Full Circle
HBO Max

Le réalisateur de Traffic raconte l’histoire d’un kidnapping sur fond de mauvaise conscience postcoloniale. Un thriller d’abord fiévreux mais qui finit par tourner en rond.

Le Steven Soderbergh annuel est une série. Full Circle arrive sur Canal + en léger différé des Etats-Unis, quelques mois après sa diffusion sur HBO Max. Ce thriller en six épisodes a été écrit par Ed Solomon, qui avait déjà imaginé pour Soderbergh le succulent polar No Sudden Move, ainsi que la série casse-tête Mosaic, qui pouvait se suivre soit de façon linéaire, sur HBO, soit via une app dédiée, où le spectateur était invité à se balader dans un dédale narratif.

Le goût des ramifications, des enchevêtrements scénaristiques sophistiqués, est également au cœur de Full Circle, qui devait elle aussi à l’origine être une série "bimédia", comme Mosaic, avant que Soderbergh et Solomon ne reculent devant l’ampleur de la tâche et n’optent finalement pour un format plus classique. Blindée au générique de noms connus (Claire Danes, Zazie Beetz, Timothy Olyphant, CCH Pounder, Dennis Quaid…), Full Circle emprunte son argument à un classique d’Akira Kurosawa, Entre le ciel et l’enfer (1963), lui-même adapté d’un bouquin d’Ed McBain : à New York, un adolescent est enlevé, une demande de rançon est adressée à ses parents fortunés habitant un appartement luxueux de la 5ème Avenue, mais ceux-ci finissent par se rendre compte que le ravisseur s’est trompé de victime et a enlevé un autre enfant, venant d’une famille beaucoup moins aisée financièrement…

A partir de là, Solomon et Soderbergh déroulent une pelote qui va impliquer un clan mafieux originaire du Guyana, une étrange histoire de malédiction à laquelle ce kidnapping foireux était censé mettre un terme, de vilains secrets de famille, une pincée d’occultisme… L’intrigue, tentaculaire, vise à livrer une vision panoramique de la société – le "full circle" du titre – qui va bien au teint du réalisateur de Traffic et qui entend interroger la culpabilité des nantis et les répercussions morales de l’impérialisme économique américain.

Full Circle
Canal+

Des sujets très sérieux, donc, mais que Steven Soderbergh entend traiter dans un style alerte, vif, sur la brèche, à la Sidney Lumet.
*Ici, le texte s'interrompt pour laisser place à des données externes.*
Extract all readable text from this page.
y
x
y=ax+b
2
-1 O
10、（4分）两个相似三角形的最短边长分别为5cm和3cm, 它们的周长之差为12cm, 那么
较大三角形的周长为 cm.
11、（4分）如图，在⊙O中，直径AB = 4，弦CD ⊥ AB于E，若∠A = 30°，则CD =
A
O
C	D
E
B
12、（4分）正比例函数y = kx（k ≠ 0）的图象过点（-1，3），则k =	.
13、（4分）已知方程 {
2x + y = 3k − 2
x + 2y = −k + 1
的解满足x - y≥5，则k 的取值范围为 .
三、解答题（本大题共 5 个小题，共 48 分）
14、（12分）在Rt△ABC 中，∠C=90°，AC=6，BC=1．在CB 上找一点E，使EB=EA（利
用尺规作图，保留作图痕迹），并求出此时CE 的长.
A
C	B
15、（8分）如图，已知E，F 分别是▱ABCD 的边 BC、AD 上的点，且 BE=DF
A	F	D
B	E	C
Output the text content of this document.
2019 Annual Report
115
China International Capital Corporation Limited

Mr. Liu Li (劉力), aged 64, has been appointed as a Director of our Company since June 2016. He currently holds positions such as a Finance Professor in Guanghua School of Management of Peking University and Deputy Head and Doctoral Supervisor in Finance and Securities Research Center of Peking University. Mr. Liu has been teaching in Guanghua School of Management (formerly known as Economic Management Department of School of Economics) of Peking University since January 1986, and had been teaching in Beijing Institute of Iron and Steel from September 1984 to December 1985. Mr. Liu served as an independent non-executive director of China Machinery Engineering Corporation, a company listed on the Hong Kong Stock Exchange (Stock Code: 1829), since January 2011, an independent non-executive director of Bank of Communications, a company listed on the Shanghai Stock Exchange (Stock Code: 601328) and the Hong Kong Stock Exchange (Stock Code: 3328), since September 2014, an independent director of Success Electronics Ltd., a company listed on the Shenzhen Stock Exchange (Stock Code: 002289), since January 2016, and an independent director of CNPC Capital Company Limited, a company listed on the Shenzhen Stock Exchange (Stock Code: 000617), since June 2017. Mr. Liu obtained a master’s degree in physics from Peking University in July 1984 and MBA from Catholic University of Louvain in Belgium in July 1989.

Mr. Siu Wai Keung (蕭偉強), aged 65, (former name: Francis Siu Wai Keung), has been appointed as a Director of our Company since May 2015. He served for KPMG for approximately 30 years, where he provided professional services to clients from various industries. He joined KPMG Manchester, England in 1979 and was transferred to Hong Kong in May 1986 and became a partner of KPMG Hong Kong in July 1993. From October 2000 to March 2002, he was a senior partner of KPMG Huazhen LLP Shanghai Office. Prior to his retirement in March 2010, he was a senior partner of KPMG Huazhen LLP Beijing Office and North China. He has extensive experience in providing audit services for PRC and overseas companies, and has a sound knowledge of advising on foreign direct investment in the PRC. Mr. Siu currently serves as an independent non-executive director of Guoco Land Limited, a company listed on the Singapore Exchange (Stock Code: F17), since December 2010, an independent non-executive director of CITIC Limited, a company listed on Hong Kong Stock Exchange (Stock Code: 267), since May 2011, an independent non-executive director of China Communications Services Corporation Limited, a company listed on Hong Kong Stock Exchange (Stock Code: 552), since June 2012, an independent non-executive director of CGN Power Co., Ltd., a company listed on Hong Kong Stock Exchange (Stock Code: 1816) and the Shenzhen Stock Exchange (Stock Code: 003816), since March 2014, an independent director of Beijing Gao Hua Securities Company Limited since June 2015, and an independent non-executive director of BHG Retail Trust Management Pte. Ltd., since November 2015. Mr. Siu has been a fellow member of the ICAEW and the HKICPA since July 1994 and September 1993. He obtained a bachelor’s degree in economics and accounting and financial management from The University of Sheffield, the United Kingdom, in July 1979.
Dans les deux premiers épisodes, qui mettent en place le puzzle et qui culminent lors d’une nuit d’angoisse à Washington Square, le cinéaste retranscrit brillamment une atmosphère new-yorkaise nocturne dangereuse, oppressante, et communique très bien la fièvre, la peur et l’urgence qui habitent les personnages. La série peine malheureusement à garder cette intensité tout au long de ses six heures, nombre de ses rebondissements finissant par ressembler à du remplissage.

Le style privilégié ici par Soderbergh, très proche d’ailleurs de celui de Mosaic (caméra portée, longues prises offrant beaucoup de liberté aux comédiens), s’il fonctionne bien dans les moments de suspense, se dilue à force de conversations monotones en huis-clos, toutes traitées de la même façon, et qui finissent par donner une étonnante sensation d’improvisation. On croit parfois devant certaines scènes assister à des répétitions, ou à un atelier théâtral saisi par une caméra embedded – comme si le cinéaste tournait un documentaire sur ses acteurs en train de chercher leurs personnages. Sensation augmentée par le fait que toutes les stars conviées ici n’ont pas l’air de jouer la même partition – Zazie Beetz casse régulièrement l’ambiance de drame policier suffocant en se la jouant cool et ironique, comme si elle était dans Hors d’atteinte. Le sentiment d’urgence que cherche à saisir Soderbergh finit par se retourner contre lui et donner l’impression qu’il est surtout très pressé de passer à la prise suivante. Il faut dire que l’homme a un planning à respecter. Il vient de présenter un nouveau film, Presence, à Sundance. Le prochain, Black Bag, est déjà sur le feu. Full Circle, pour lui, c’est déjà de l’histoire ancienne. Une série (trop) vite emballée.

Full Circle, créée par Ed Solomon, réalisée par Steven Soderbergh, avec Zazie Beetz, Claire Danes, Timothy Olyphant… Sur Canal +.